Hi Christian,
Zitat von Christian Grün christian.gruen@gmail.com:
//*[text() contains text "A" ftand ftnot 'C']
Thanks, this seems to work. However, I encountered strange behavior, which is probably related to mixed content.
Given this document:
<doc> <p>1 Ich fresse Dich mit Haut und Haar <pb/> und allem drum und dran.</p> <p>2 Ich fresse Dich mit Haut und <pb/> Haar und allem drum und dran.</p> <p>3 Ich fresse Dich mit Haut und Fell und allem drum und dran.</p> <p>4 Ich fresse Dich mit Haut und Pelz und allem drum und dran.</p> <p>5 Ich werde Dich mit Haut und Haar <pb/> und allem drum und dran fressen.</p> <p>6 Du kannst mich mit Haut und Haar und allem drum und dran fressen.</p> </doc>
from which I created a collection with whitespacechopping OFF, stemming for German ON. And then I run these queries:
(1) //*[text() contains text ("Haut" ftand "fressen") using stemming using language "de"] (2) //*[text() contains text ("Haut" ftand "fressen" ftand ftnot "Haar") using stemming using language "de"]
(1) should return all <p>-nodes, but does not return 5 (2) should return 1, 3, and 4, but does return 2, 3, and 4.
Is it correct, that when looking into a node, only text _before_ any other node will be handled, i.e. fore the first <p> node, only until "Haar", for the second one only until "und" and for the fifth one only until "Haar".

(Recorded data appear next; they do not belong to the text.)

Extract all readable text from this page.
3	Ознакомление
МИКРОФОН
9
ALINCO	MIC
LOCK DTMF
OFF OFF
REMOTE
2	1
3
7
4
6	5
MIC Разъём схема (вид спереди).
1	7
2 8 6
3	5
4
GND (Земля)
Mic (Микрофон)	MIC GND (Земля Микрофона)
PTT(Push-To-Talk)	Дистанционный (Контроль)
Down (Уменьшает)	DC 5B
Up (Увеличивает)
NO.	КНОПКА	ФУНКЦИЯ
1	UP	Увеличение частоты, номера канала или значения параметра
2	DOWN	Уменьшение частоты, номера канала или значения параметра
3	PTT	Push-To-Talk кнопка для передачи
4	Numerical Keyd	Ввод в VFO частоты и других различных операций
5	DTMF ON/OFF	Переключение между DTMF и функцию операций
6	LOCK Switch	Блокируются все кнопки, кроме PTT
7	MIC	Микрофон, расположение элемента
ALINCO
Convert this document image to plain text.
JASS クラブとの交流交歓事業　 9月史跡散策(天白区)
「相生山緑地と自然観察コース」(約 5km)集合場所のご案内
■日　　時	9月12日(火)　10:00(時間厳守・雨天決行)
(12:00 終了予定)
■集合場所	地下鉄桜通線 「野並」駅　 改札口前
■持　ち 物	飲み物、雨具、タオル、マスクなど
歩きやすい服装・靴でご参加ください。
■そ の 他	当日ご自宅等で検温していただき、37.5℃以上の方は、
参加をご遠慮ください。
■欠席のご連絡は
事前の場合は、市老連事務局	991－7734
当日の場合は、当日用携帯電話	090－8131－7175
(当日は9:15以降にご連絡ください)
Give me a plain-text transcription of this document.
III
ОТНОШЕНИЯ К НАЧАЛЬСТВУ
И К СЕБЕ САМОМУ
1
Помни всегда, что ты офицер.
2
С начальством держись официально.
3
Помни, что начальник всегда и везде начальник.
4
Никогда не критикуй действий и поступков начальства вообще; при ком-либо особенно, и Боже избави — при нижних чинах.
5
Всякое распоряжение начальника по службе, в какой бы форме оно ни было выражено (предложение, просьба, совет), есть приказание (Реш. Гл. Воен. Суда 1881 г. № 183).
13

So everything after another node included in a particular node will be ignored? As there are a lot of nodes like page-breakes or line-breakes (not including relevant text, but only rendering information) in TEI-documents, this is rather irritating. There is no way to search the whole text of a paragraph or line node.
Best regards
Cerstin